We speculated that while some people suggest that Siri shipped too soon, the service needed to ship in beta form in order to build up its data banks. “I agree with that completely,” answered Tunstall-Pedoe.
However, there has been speculation that the version of Siri Apple shipped on the iPhone 4S wasn’t as good as the original Siri app that Apple purchased. In fact, Apple’s co-founder Steve Wozniak criticised Siri for not being as good since Apple bought it.

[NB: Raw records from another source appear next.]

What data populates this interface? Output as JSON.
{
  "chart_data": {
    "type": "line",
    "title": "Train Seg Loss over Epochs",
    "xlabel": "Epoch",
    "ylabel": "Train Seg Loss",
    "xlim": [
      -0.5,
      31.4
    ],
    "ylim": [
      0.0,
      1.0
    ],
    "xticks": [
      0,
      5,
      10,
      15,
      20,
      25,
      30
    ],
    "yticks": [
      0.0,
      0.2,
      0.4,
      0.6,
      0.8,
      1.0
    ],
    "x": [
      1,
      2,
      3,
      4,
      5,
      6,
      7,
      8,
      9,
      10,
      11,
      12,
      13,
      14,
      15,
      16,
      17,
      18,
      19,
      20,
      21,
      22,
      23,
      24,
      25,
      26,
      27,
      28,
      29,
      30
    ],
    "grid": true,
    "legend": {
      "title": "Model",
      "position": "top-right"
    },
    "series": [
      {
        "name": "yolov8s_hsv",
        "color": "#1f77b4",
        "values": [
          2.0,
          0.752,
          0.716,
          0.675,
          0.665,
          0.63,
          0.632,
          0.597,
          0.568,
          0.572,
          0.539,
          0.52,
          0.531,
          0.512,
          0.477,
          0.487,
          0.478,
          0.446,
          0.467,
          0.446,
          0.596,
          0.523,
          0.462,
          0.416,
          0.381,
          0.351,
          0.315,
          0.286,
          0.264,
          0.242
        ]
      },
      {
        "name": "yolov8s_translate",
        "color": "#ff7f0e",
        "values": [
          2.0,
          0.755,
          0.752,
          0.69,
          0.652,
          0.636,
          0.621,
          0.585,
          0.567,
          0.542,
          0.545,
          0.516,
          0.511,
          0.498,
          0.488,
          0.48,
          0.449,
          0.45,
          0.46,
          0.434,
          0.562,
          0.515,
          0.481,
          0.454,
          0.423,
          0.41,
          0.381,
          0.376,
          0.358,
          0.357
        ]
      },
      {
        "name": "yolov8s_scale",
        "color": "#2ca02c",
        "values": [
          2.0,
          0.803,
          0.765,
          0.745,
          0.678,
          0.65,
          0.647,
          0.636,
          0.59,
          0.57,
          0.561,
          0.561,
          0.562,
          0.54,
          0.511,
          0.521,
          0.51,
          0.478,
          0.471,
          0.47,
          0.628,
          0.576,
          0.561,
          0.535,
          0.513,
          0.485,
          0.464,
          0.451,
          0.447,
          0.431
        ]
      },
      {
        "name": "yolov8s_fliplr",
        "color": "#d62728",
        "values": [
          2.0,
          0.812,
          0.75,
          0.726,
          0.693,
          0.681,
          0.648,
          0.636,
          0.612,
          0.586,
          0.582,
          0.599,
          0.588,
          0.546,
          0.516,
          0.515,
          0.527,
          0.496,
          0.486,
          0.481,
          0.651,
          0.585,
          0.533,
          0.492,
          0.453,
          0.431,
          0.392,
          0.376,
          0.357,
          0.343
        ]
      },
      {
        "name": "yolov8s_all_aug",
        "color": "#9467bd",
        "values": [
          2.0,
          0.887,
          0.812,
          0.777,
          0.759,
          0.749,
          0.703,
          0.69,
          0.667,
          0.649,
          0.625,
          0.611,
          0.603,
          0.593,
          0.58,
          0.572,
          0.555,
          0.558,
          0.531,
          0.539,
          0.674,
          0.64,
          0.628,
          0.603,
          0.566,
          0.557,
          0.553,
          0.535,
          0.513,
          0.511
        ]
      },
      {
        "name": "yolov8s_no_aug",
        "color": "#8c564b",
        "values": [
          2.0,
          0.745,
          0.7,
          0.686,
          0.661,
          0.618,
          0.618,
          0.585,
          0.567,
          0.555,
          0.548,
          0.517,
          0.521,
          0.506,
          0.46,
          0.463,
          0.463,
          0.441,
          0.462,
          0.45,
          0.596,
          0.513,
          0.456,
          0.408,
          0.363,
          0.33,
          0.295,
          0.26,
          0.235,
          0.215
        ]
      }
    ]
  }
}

Woz claimed that before Apple bought Siri the service would return useful results and “that was pretty incredible”. “This was the future: speaking things in normal ways, feeling like you’re talking to a human and how Siri was the greatest program,” Wozniak said.
Tunstall-Pedoe explained the background: “The Siri app that the start up Siri had is a different product to the Siri that’s in the iPhone. In many ways it’s now more limited, but it’s embedded in the operating system. So the Siri that you currently see is part of iOS, while the start up that Siri Inc has was an app like any other app, which actually did a lot more. When Apple bought it they essentially started again. I can’t comment for Apple on why that was. But there is some truth to that. The technology is still the same,” he added.
Cloud security and voice recognition
Another issue that has emerged is whether there is a security risk associated with associated with this new world of voice interpretation that requires our voice requests to be sent to servers in the cloud for interpretation. F-Secure made a warning back in June that when your voice is sent out to servers for interpretation, it could allow for phishing scams and security breaches. IBM has already banned its staff from using Siri for that very reason.
Why is this a problem, we asked? Tunstall-Pedoe explained: “At the moment speech recognition needs to happen in the cloud, it needs big computers for processing. With Siri your voice gets sent off to the cloud for processing. So if you are very security conscious it’s not possible to confine that within the building, which is what I suspect is behind IBMs concerns.”
“But this is a general problem with cloud,” he added: “Just think of the amount of information that Google has. Search details, along with the IP address, emails, all stored on Google servers. This is a fundamental problem with the cloud. If you use any kind of cloud service, the data is transmitted to the cloud and logged there in order for it to work.”
“Google has phenomenal amounts of personal information,” added Tunstall-Pedoe. “They know more about you than you do. Facebook is the same. Just think how much information there is on the Google servers for Gmail. The comforting thing is that obviously their reputation depends on not breaching the trust, if there was a scandal about it that would be absolutely disastrous for them. So they have every incentive to maintain their users trust.”
However, Tunstall-Pedoe agreed: “The fact is that we are going to have to find ways of solving that, whether it involves keeping the data separate from the service providers, but the service providers need the data in order to provide the service. This isn’t a problem that’s specific to Siri, it’s a problem with cloud computing.”